Wordle trended every day on Twitter for months, so why isn’t Heardle? Music is a common passion/taste—you can’t really have a taste for words. I think the difference is this: if you’ve never heard of the Wordle word before, there’s a chance you can still guess it from the remaining letters. If you’ve never heard the Heardle song before, however, you’ve got no chance of getting it right. Some of the songs it plays I’ve never come across; this could be because they’re popular songs in America but tracks that have never charted here in the UK. To combat this, I think they should tailor the songs to the region in which the player is situated. It’s no good playing American hip hop to UK players, particularly if it’s a song that never charted over here.


group of teens stood having fun listening to music on a boombox

I don’t think Heardle can appeal to as large an audience as Wordle did/does. If all the game plays is music from the last decade or so, that’s no good for people who listen to Radio 2 as opposed to Radio 1. Sure, they’ll get some of the more obvious ones, such as songs by Ed Sheeran, but I can’t see anyone in our office, including me, getting any of Kendrick Lamar’s music or an obscure Drake song. Maybe it encourages teamwork. We always play Pop Master as a team (mostly because, without Diane, we’d never get more than five points!); if we were to play Heardle in the office, I’d recommend we do it as a group.

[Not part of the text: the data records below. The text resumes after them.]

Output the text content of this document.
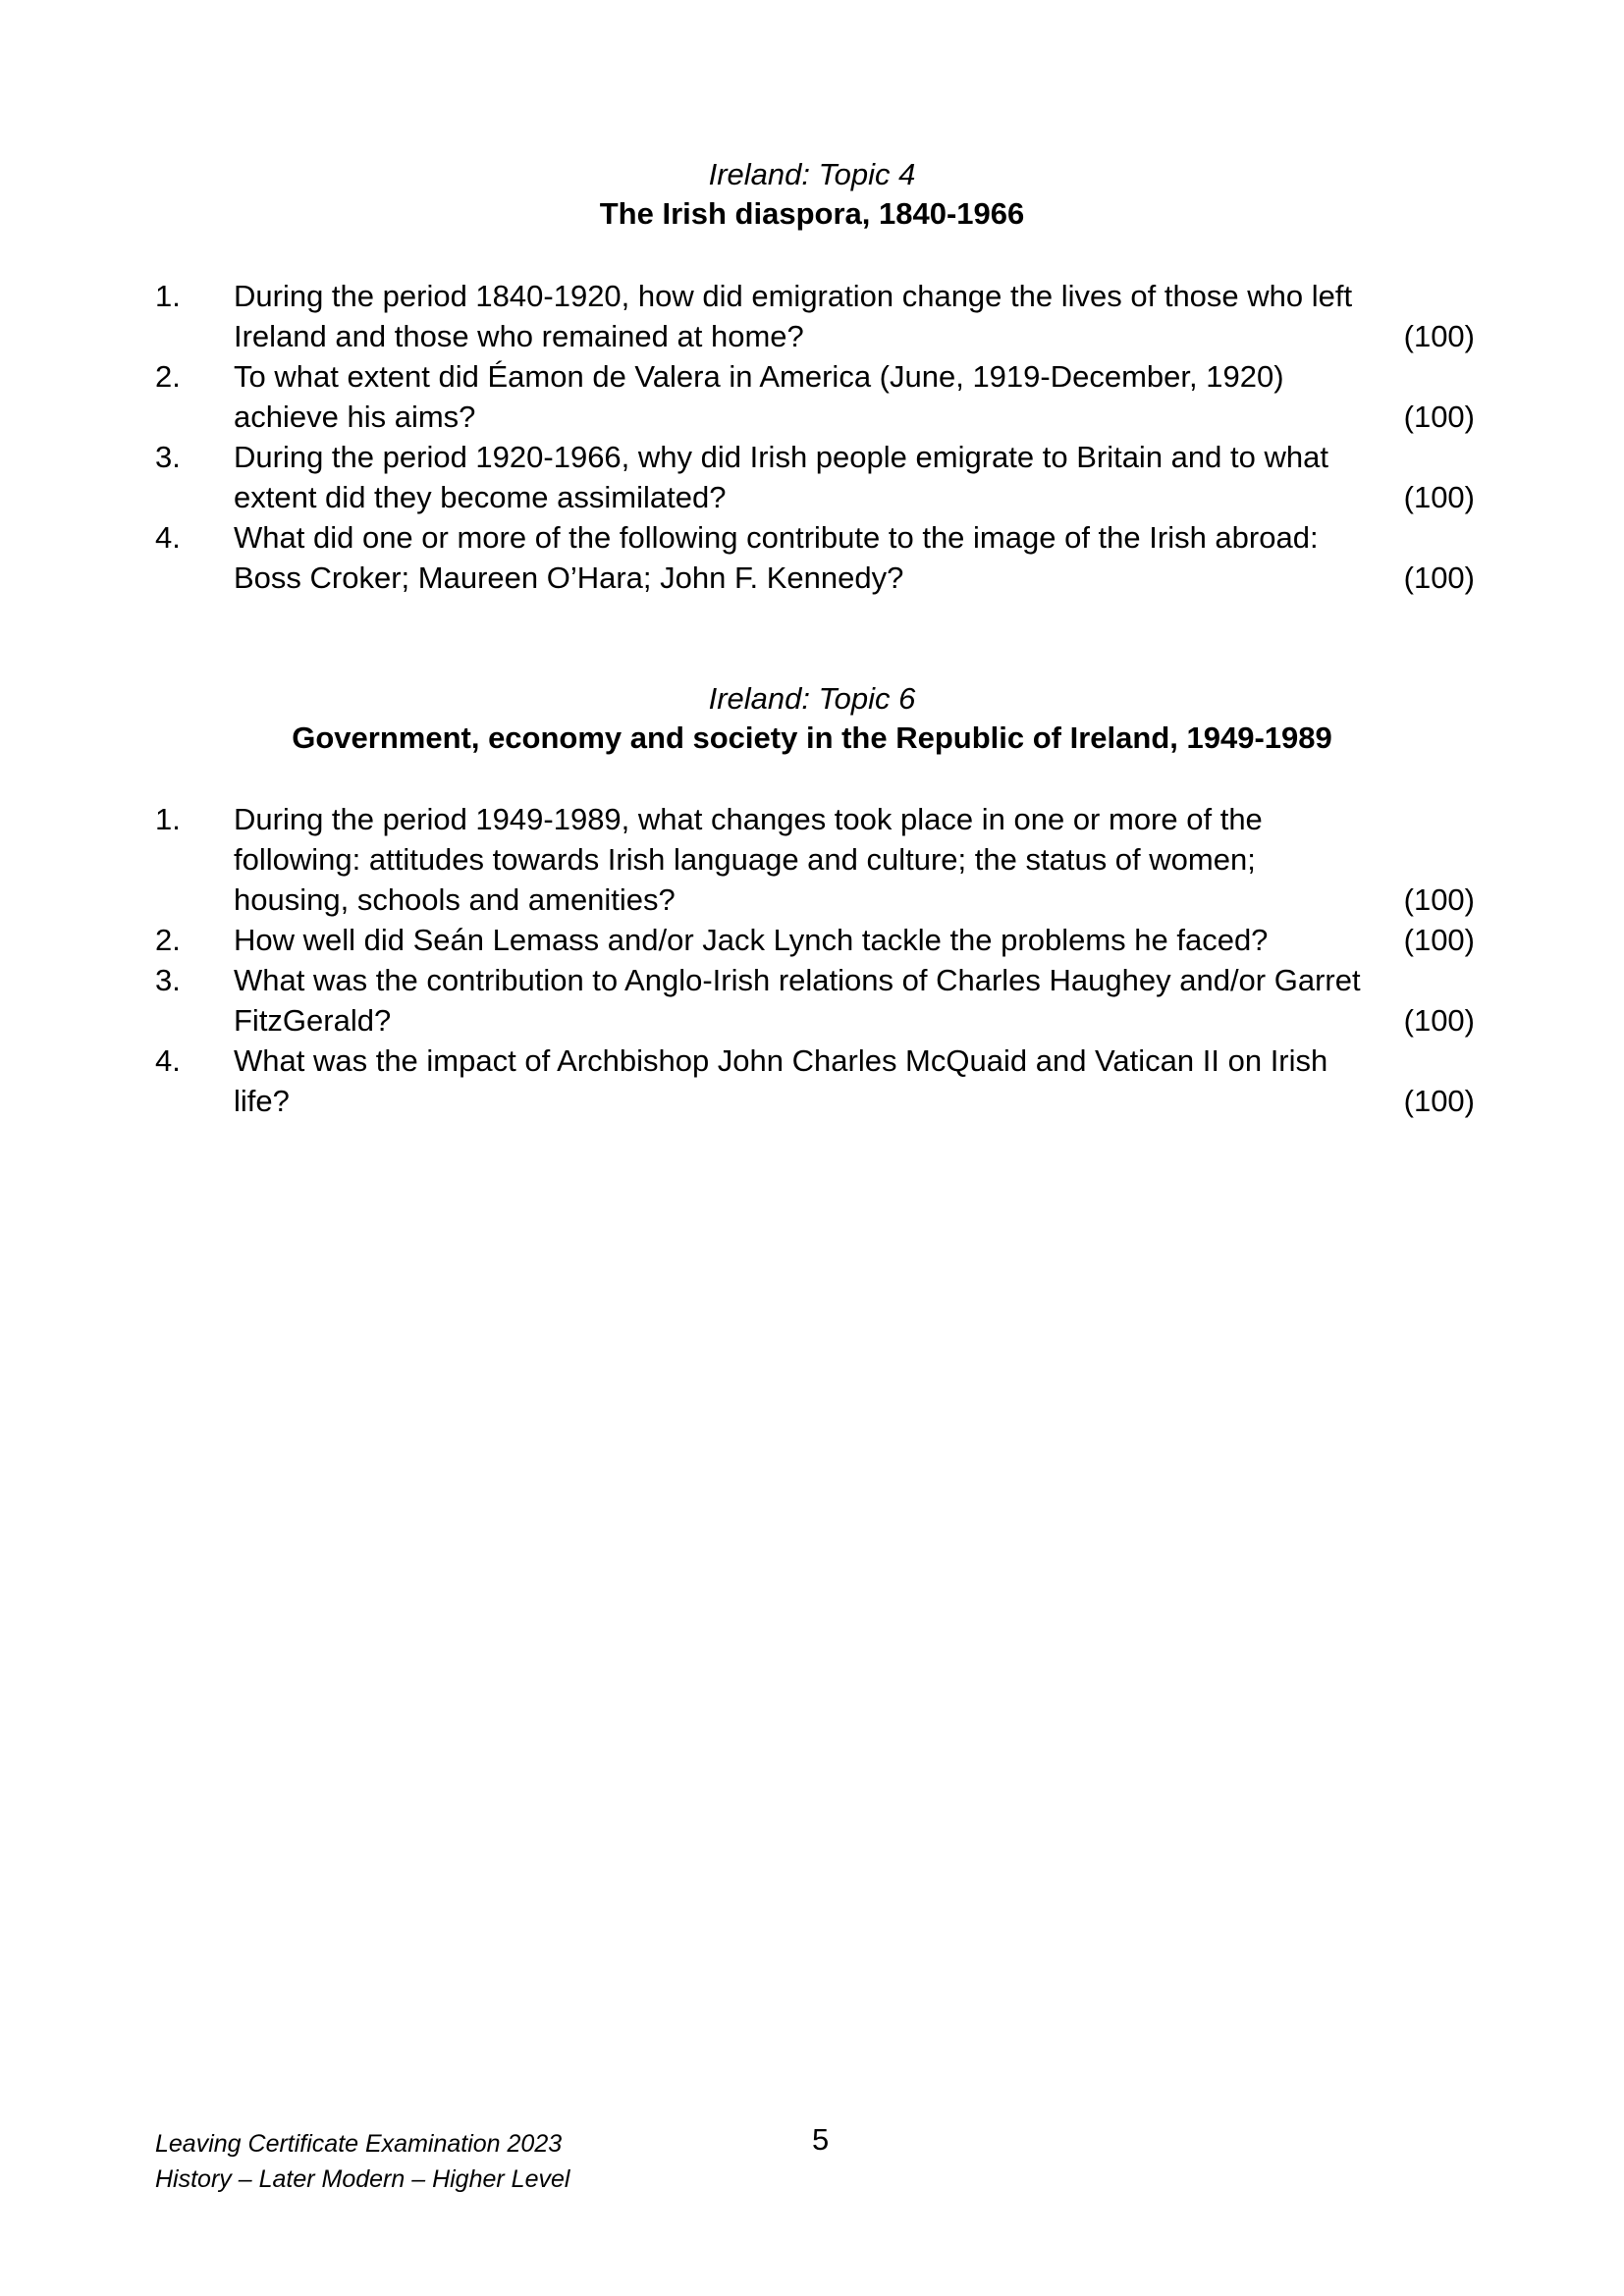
Ireland: Topic 4
The Irish diaspora, 1840-1966
1. During the period 1840-1920, how did emigration change the lives of those who left Ireland and those who remained at home?	(100)
2. To what extent did Éamon de Valera in America (June, 1919-December, 1920) achieve his aims?	(100)
3. During the period 1920-1966, why did Irish people emigrate to Britain and to what extent did they become assimilated?	(100)
4. What did one or more of the following contribute to the image of the Irish abroad: Boss Croker; Maureen O’Hara; John F. Kennedy?	(100)
Ireland: Topic 6
Government, economy and society in the Republic of Ireland, 1949-1989
1. During the period 1949-1989, what changes took place in one or more of the following: attitudes towards Irish language and culture; the status of women; housing, schools and amenities?	(100)
2. How well did Seán Lemass and/or Jack Lynch tackle the problems he faced?	(100)
3. What was the contribution to Anglo-Irish relations of Charles Haughey and/or Garret FitzGerald?	(100)
4. What was the impact of Archbishop John Charles McQuaid and Vatican II on Irish life?	(100)
Leaving Certificate Examination 2023
History – Later Modern – Higher Level
5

Because it’s only the intro of each song that’s played, Heardle is not an easy game. And some songs share a similar beginning—which could be just a simple guitar riff or drum beat. This is all part of the challenge—and though you get six guesses, the competitive side of me can’t take it when I narrow it down to two songs and I opt for the wrong one. It messes up my game-playing statistics. Heardle pride is a real thing!


The ‘-dle’ genre of games is only increasing. Aside from Wordle and Heardle, there’s Worldle (where you guess the country) and Quordle (where you try and guess four words at once). Quordle does appear to have superseded Wordle in popularity after the New York Times purchased the latter. I don’t see Wordle trending on Twitter anymore, whilst Quordle makes the odd appearance. I like them all; they offer a bit of light-hearted fun that provides a quick break and allows your mind to reset when you’re working on other things. It will be interesting to see what ‘-dle’ game will appear next.